On Easter Sunday, President Barack Obama paused to pay tribute to civil rights leader and noted pastor, Dr. Gardner Calvin Taylor, who died earlier that day at age 96.
“Anybody who had the privilege of hearing him speak knows what power he had,” said Obama. “He was a civil rights hero. He was a friend of Dr. King, who used his spellbinding sermons to spread the gospel and open people’s hearts and minds. He taught and mentored countless young ministers. So as we mourn his absence today, we also take solace knowing that he leaves a living legacy and that he is in a better place.”

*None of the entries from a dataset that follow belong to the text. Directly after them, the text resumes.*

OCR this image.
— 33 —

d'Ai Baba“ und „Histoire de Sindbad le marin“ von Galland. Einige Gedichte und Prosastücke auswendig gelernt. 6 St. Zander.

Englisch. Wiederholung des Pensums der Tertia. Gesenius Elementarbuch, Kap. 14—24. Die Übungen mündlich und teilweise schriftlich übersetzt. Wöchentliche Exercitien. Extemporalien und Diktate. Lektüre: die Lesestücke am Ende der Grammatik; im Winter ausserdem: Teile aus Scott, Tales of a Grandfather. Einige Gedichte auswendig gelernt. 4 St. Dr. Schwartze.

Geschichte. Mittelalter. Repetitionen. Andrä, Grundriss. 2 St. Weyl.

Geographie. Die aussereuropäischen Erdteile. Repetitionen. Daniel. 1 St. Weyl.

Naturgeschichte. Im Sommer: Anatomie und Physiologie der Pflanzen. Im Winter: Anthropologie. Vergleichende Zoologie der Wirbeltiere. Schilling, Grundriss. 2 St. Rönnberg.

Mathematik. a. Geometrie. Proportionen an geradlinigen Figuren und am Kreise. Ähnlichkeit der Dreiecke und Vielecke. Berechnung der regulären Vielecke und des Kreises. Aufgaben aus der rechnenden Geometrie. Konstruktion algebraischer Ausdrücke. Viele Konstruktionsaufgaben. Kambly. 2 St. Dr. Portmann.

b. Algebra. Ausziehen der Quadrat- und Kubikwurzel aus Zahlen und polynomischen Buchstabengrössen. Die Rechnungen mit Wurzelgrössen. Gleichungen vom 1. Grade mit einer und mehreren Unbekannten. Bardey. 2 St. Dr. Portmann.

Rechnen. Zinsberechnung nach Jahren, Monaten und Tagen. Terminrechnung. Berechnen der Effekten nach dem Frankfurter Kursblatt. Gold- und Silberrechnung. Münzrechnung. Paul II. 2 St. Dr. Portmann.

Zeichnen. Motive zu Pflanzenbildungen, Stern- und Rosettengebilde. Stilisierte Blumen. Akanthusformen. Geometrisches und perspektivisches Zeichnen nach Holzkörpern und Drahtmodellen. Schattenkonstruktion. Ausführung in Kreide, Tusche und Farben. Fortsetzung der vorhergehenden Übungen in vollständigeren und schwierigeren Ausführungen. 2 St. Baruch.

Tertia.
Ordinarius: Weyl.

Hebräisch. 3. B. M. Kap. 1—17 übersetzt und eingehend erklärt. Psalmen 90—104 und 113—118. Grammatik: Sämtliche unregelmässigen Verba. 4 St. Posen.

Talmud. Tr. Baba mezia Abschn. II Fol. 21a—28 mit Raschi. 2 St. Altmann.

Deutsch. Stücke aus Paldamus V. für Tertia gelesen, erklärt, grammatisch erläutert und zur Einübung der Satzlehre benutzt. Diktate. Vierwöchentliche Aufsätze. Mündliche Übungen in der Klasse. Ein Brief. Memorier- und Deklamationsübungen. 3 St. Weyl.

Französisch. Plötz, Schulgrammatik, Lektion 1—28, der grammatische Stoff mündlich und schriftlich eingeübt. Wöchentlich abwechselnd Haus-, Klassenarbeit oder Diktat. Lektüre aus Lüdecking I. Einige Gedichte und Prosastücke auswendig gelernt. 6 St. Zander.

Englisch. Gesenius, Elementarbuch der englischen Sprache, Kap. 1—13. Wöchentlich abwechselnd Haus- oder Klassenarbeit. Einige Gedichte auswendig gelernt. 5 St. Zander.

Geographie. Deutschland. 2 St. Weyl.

Taylor was born in 1918 in Baton Rouge, Louisiana, the grandson of former slaves. He became a Baptist minister in Brooklyn in 1948.
Taylor was retired from the senior pastorate of the Concord Baptist Church of Christ in Bedford-Stuyvesant in Brooklyn, where he preached for 42 years.
He is recognized as having a national impact. The celebrated author and sermon writer was known for the power of his written words, and was described by Time magazine in 1980 as the dean of African-American pastors. In 1996, Baylor University declared him as one of the most effective preachers in the English-speaking world.
Taylor preached the pre-inauguration sermon in January 1993 for then President-elect Bill Clinton at Metropolitan A.M.E. Church in Washington D.C. He later received the Presidential Medal of Freedom from President Bill Clinton on August 9, 2000.
Following his retirement 25 years ago, Taylor moved to Raleigh, N.C., He resided at the Hillcrest Convalescent Center in Durham since 2011.
He died at the Duke University Medical Center of an apparent heart attack, following Easter services at Mount Vernon Baptist Church in Durham and a luncheon with his wife, Phillis Taylor.